Bankrupt crypto firm Genesis completes restructuring

2024-08-02 20:04:54 UTC | defi.io/v3f

Genesis, an institutional lending platform that filed for bankruptcy in 2023, announced the completion of its Chapter 11 restructuring plan on Aug. 2, and the disbursement of approximately $4 billion in funds to the injured parties.

As part of the plan, Bitcoin (BTC) creditors “will receive 51.28% recoveries as valued on an in-kind basis in the form of BTC,” and Ether (ETH) creditors will receive 65.87% recoveries paid out in the digital currency.

Most altcoin creditors will receive 87.65% recoveries of their digital assets, with Solana (SOL) being the notable exception. Creditors reclaiming SOL holdings will be subject to a 29.58% recovery rate, once again payable on an in-kind basis. Stablecoin and cash creditors are eligible to recoup 100% of their losses in the form of US dollars, according to the restructuring plan.
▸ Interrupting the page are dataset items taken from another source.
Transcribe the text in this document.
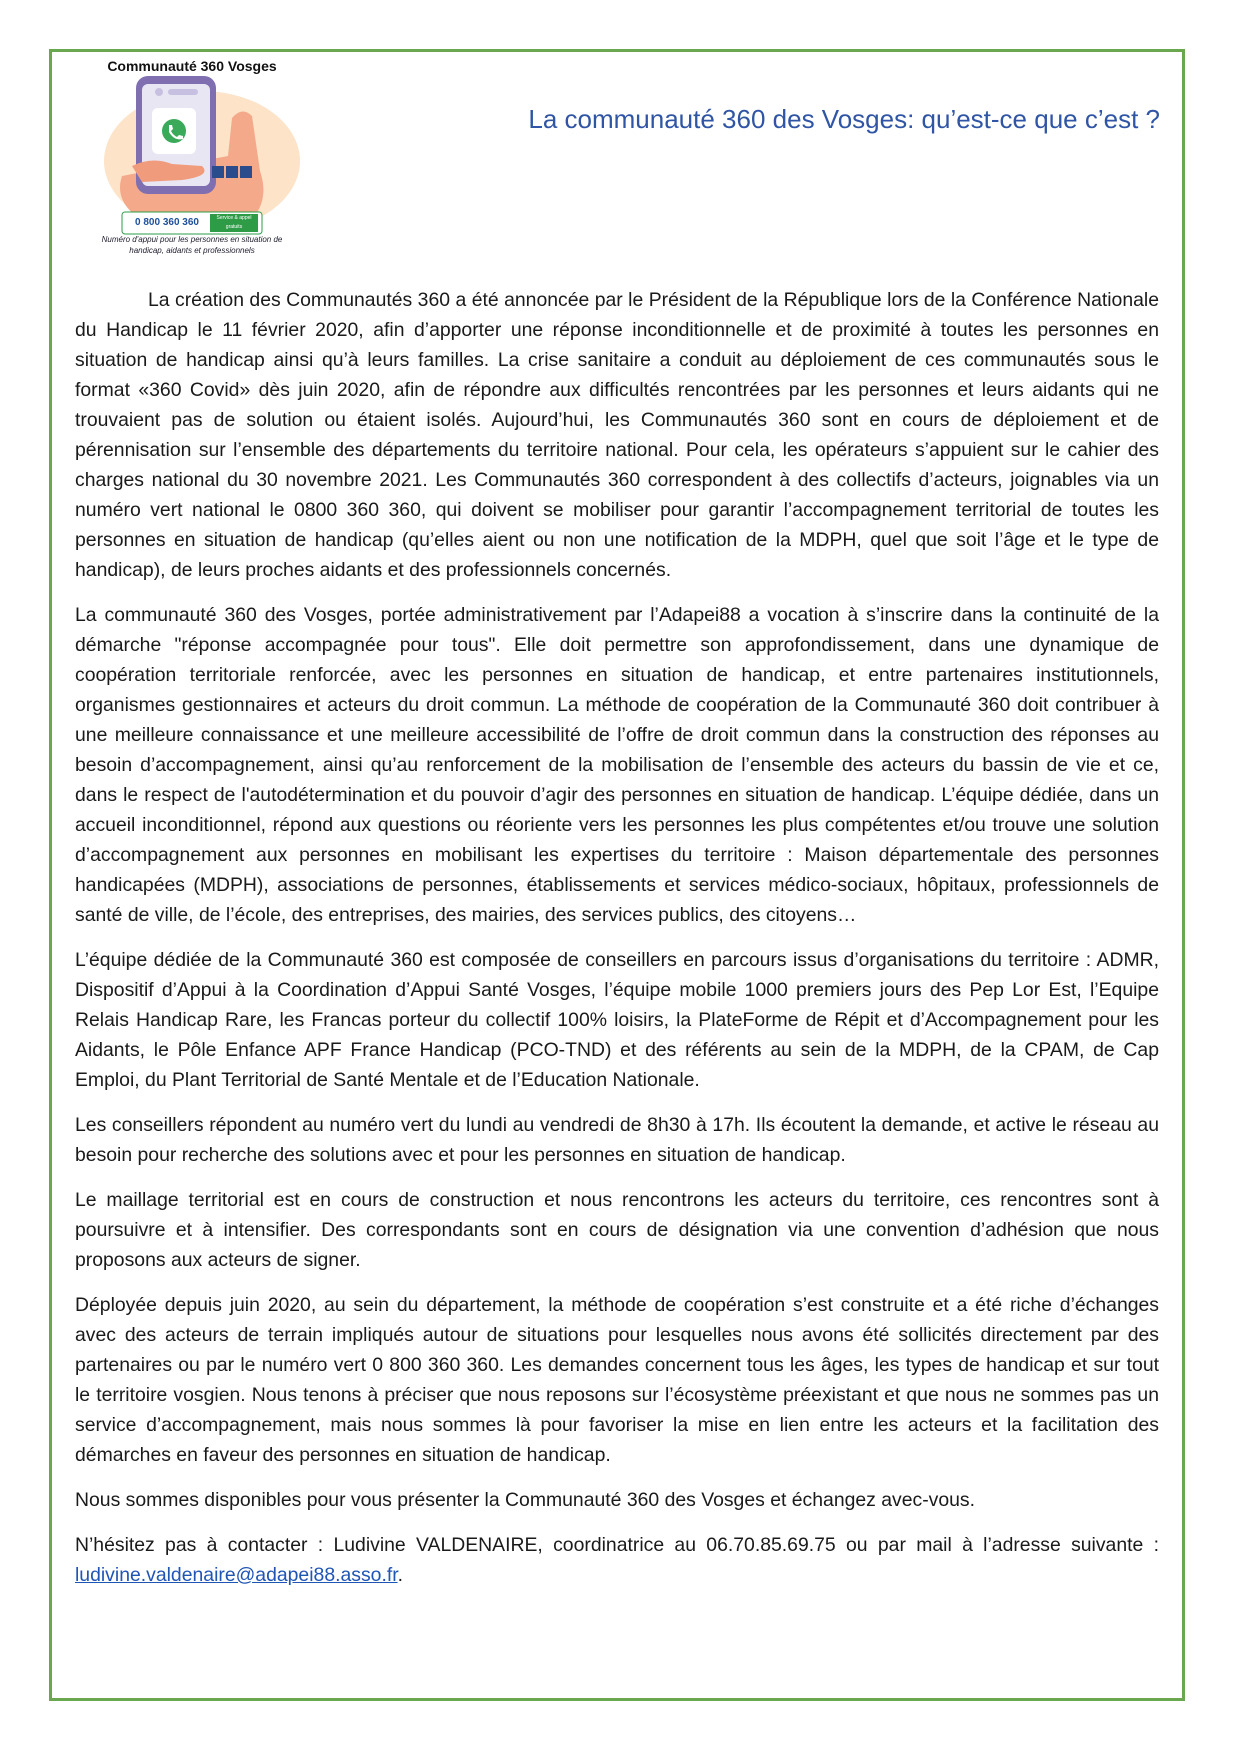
Communauté 360 Vosges
0 800 360 360	Service & appel gratuits
Numéro d'appui pour les personnes en situation de handicap, aidants et professionnels
La communauté 360 des Vosges: qu’est-ce que c’est ?

La création des Communautés 360 a été annoncée par le Président de la République lors de la Conférence Nationale du Handicap le 11 février 2020, afin d’apporter une réponse inconditionnelle et de proximité à toutes les personnes en situation de handicap ainsi qu’à leurs familles. La crise sanitaire a conduit au déploiement de ces communautés sous le format «360 Covid» dès juin 2020, afin de répondre aux difficultés rencontrées par les personnes et leurs aidants qui ne trouvaient pas de solution ou étaient isolés. Aujourd’hui, les Communautés 360 sont en cours de déploiement et de pérennisation sur l’ensemble des départements du territoire national. Pour cela, les opérateurs s’appuient sur le cahier des charges national du 30 novembre 2021. Les Communautés 360 correspondent à des collectifs d’acteurs, joignables via un numéro vert national le 0800 360 360, qui doivent se mobiliser pour garantir l’accompagnement territorial de toutes les personnes en situation de handicap (qu’elles aient ou non une notification de la MDPH, quel que soit l’âge et le type de handicap), de leurs proches aidants et des professionnels concernés.

La communauté 360 des Vosges, portée administrativement par l’Adapei88 a vocation à s’inscrire dans la continuité de la démarche "réponse accompagnée pour tous". Elle doit permettre son approfondissement, dans une dynamique de coopération territoriale renforcée, avec les personnes en situation de handicap, et entre partenaires institutionnels, organismes gestionnaires et acteurs du droit commun. La méthode de coopération de la Communauté 360 doit contribuer à une meilleure connaissance et une meilleure accessibilité de l’offre de droit commun dans la construction des réponses au besoin d’accompagnement, ainsi qu’au renforcement de la mobilisation de l’ensemble des acteurs du bassin de vie et ce, dans le respect de l'autodétermination et du pouvoir d’agir des personnes en situation de handicap. L’équipe dédiée, dans un accueil inconditionnel, répond aux questions ou réoriente vers les personnes les plus compétentes et/ou trouve une solution d’accompagnement aux personnes en mobilisant les expertises du territoire : Maison départementale des personnes handicapées (MDPH), associations de personnes, établissements et services médico-sociaux, hôpitaux, professionnels de santé de ville, de l’école, des entreprises, des mairies, des services publics, des citoyens…

L’équipe dédiée de la Communauté 360 est composée de conseillers en parcours issus d’organisations du territoire : ADMR, Dispositif d’Appui à la Coordination d’Appui Santé Vosges, l’équipe mobile 1000 premiers jours des Pep Lor Est, l’Equipe Relais Handicap Rare, les Francas porteur du collectif 100% loisirs, la PlateForme de Répit et d’Accompagnement pour les Aidants, le Pôle Enfance APF France Handicap (PCO-TND) et des référents au sein de la MDPH, de la CPAM, de Cap Emploi, du Plant Territorial de Santé Mentale et de l’Education Nationale.

Les conseillers répondent au numéro vert du lundi au vendredi de 8h30 à 17h. Ils écoutent la demande, et active le réseau au besoin pour recherche des solutions avec et pour les personnes en situation de handicap.

Le maillage territorial est en cours de construction et nous rencontrons les acteurs du territoire, ces rencontres sont à poursuivre et à intensifier. Des correspondants sont en cours de désignation via une convention d’adhésion que nous proposons aux acteurs de signer.

Déployée depuis juin 2020, au sein du département, la méthode de coopération s’est construite et a été riche d’échanges avec des acteurs de terrain impliqués autour de situations pour lesquelles nous avons été sollicités directement par des partenaires ou par le numéro vert 0 800 360 360. Les demandes concernent tous les âges, les types de handicap et sur tout le territoire vosgien. Nous tenons à préciser que nous reposons sur l’écosystème préexistant et que nous ne sommes pas un service d’accompagnement, mais nous sommes là pour favoriser la mise en lien entre les acteurs et la facilitation des démarches en faveur des personnes en situation de handicap.

Nous sommes disponibles pour vous présenter la Communauté 360 des Vosges et échangez avec-vous.

N’hésitez pas à contacter : Ludivine VALDENAIRE, coordinatrice au 06.70.85.69.75 ou par mail à l’adresse suivante : ludivine.valdenaire@adapei88.asso.fr.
Gemini creditor reimbursement funds tracked onchain. Source: Arkham Intelligence

A $70 million litigation fund for creditors seeking further legal action against any third parties to the bankruptcy, such as Genesis’ parent company Digital Currency Group (DCG), has also been established

The fallout from the 2022 crypto contagion

Genesis engaged in institutional lending, borrowing funds from firms like the Winklevoss twins’ Gemini and lending it to firms like Three Arrows Capital. Between 2022 and 2023, Genesis became a victim of the contagion brought on by the collapse of Three Arrows Capital and, later, the FTX exchange.

The fallout from the Three Arrows Capital default drove a wedge between Gemini co-founder Cameron Winklevoss and Digital Currency Group CEO Barry Silbert. Winklevoss has publicly slammed the DCG CEO on several occasions, accusing him of fraud and an inability to run the corporate conglomerate, which is the parent company of Grayscale, Foundry, Luno, and Genesis.

Genesis settles with the Securities and Exchange Commission 

More recently, Genesis agreed to a $21 million settlement with the Securities and Exchange Commission (SEC) for allegedly selling unregistered securities alongside the Geminin Earn program.

Following the settlement, SEC chief Gary Gensler remarked that all cryptocurrency lending providers and other digital asset services need to comply with existing securities laws.